The anchor is a rusty reminder that the solid ground Chicago is built on wasn’t always so solid, and that boats were once moored in what is now the Streeterville neighborhood. Those who pulled the anchor from the earth are even asking whether it could have belonged to Capt. George Streeter, a gun-running hustler who supposedly ran his vessel aground 450 feet from Lake Michigan’s shore in 1886 and decided to stay put, creating the neighborhood that bears his name.
Streeter is the stuff of Chicago legend, a man who defied city officials who tried to take his “District of Lake Michigan” — the hundreds of acres of landfill that eventually amassed around the beached boat where Streeter and his fellow scofflaws drank, ran brothels and generally reveled in ignoring authority.
Propeck and a few members of the excavation crew knew none of the history until an acquaintance half-jokingly suggested that the anchor could have belonged to Streeter. They fiddled around on the Internet until they found a picture of Streeter standing by his ship, the Reutan, with a similar anchor chained to its prow. “I think it’s pretty interesting,” said Propeck, who has been a construction worker in Chicago for more than 25 years. “I’ve never got nothing like this before. I’ve found safes before with holes bored through them. But nothing like this.”
It would be difficult to verify that the anchor was Streeter’s, said Libby Mahoney, chief curator of the Chicago Historical Society. Its rusted surface and clunky chain bear no lettering or mark other than the number 97.
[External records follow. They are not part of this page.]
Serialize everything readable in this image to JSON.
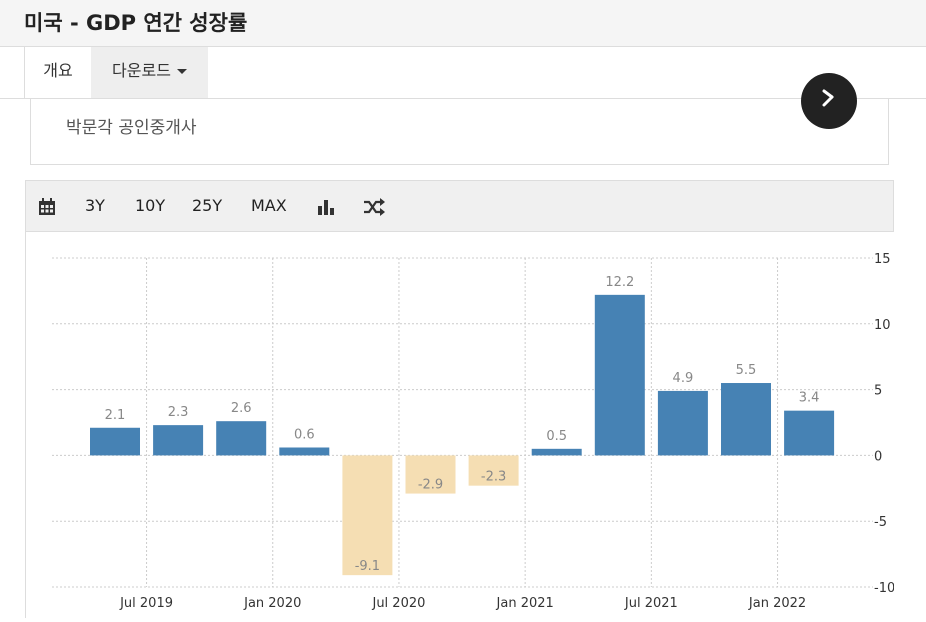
{
  "page": {
    "title": "미국 - GDP 연간 성장률"
  },
  "tabs": {
    "overview": "개요",
    "download": "다운로드"
  },
  "promo": {
    "text": "박문각 공인중개사"
  },
  "toolbar": {
    "btn_3y": "3Y",
    "btn_10y": "10Y",
    "btn_25y": "25Y",
    "btn_max": "MAX"
  },
  "colors": {
    "positive": "#4682b4",
    "negative": "#f5deb3",
    "label": "#888888",
    "grid": "#cccccc"
  },
  "chart_data": {
    "type": "bar",
    "categories": [
      "2019 Q2",
      "2019 Q3",
      "2019 Q4",
      "2020 Q1",
      "2020 Q2",
      "2020 Q3",
      "2020 Q4",
      "2021 Q1",
      "2021 Q2",
      "2021 Q3",
      "2021 Q4",
      "2022 Q1"
    ],
    "values": [
      2.1,
      2.3,
      2.6,
      0.6,
      -9.1,
      -2.9,
      -2.3,
      0.5,
      12.2,
      4.9,
      5.5,
      3.4
    ],
    "data_labels": [
      "2.1",
      "2.3",
      "2.6",
      "0.6",
      "-9.1",
      "-2.9",
      "-2.3",
      "0.5",
      "12.2",
      "4.9",
      "5.5",
      "3.4"
    ],
    "x_tick_labels": [
      "Jul 2019",
      "Jan 2020",
      "Jul 2020",
      "Jan 2021",
      "Jul 2021",
      "Jan 2022"
    ],
    "y_ticks": [
      15,
      10,
      5,
      0,
      -5,
      -10
    ],
    "ylim": [
      -10,
      15
    ],
    "grid": true,
    "y_axis_position": "right"
  }
}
The anchor appears to be a standard fisherman’s anchor from that era, Mahoney said.
Whether the anchor actually belonged to Streeter’s vessel, the discovery is enough to excite Chicagoans, she said.
“All of this points to the fact that Chicagoans love the history of their city,” she said. “They are proud of it. And they take their history very seriously.”
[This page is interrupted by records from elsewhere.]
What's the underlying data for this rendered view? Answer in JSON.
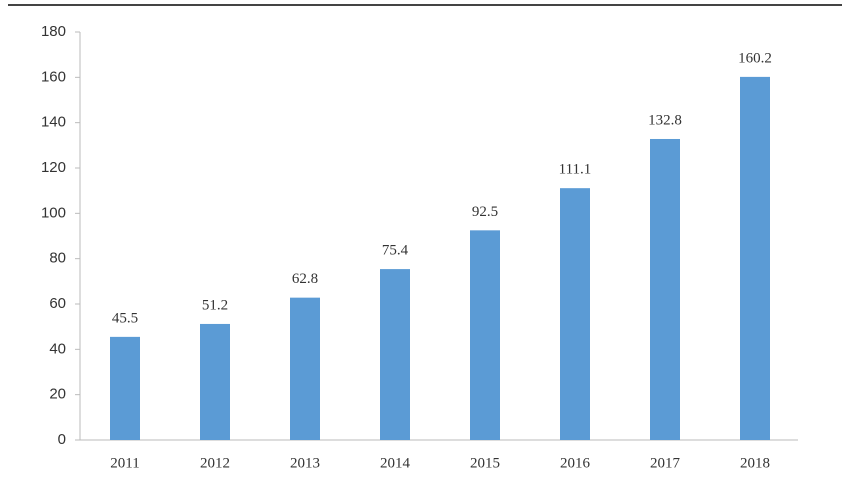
{
  "chart_data": {
    "type": "bar",
    "categories": [
      "2011",
      "2012",
      "2013",
      "2014",
      "2015",
      "2016",
      "2017",
      "2018"
    ],
    "values": [
      45.5,
      51.2,
      62.8,
      75.4,
      92.5,
      111.1,
      132.8,
      160.2
    ],
    "color": "#5b9bd5",
    "ylim": [
      0,
      180
    ],
    "yticks": [
      0,
      20,
      40,
      60,
      80,
      100,
      120,
      140,
      160,
      180
    ],
    "data_labels": true
  }
}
MCL Companies, the developer of the Park View condos, is considering making the anchor a fixture of the park that will sit adjacent to the property.
Russell Lewis, chief historian of the Chicago History Museum, said the anchor’s discovery is interesting, if only to remind Chicagoans that Streeterville was once in Lake Michigan. It’s possible the anchor was Streeter’s, but it could have been from other vessels that traveled the shoreline, he said.
“That’s the one boat we know,” Lewis said. “That’s why people jump to conclusions. But there are the ones we don’t know about,” whose owners didn’t decide to squat on the land where they wrecked, he said.
Still, Lewis said, it’s a wonderful story and the discoverers should be excited about finding a possible remnant of history.
“It’s a mystery,” he said. “What’s discouraging is that you can reach a point where you just can’t tell for sure.”
Dick Bales, an author of a book about the Great Chicago Fire, is in the midst of writing a volume about Streeter. He also works as assistant regional counsel for Chicago Title, the company that Streeter repeatedly sparred with over his land claims.
The more he researches him, the more he’s learning to doubt any legend surrounding Streeter, even his name, Bales said.
Though Streeter’s famous nickname “Cap Streeter” stems from Streeter’s claim that he was a captain in the Civil War, he never made it past the rank of private, Bales said.
And there is some evidence that the tale of the boat wrecked on the sandbar was made up by Streeter to justify his squatting, Bales said.
“Everything about him is a lie, even his name,” he said.
The variations on the Streeter story make him a favorite of Chicago history lovers.
“He’s fascinating,” Mahoney said. “He’s a great Chicago legend.”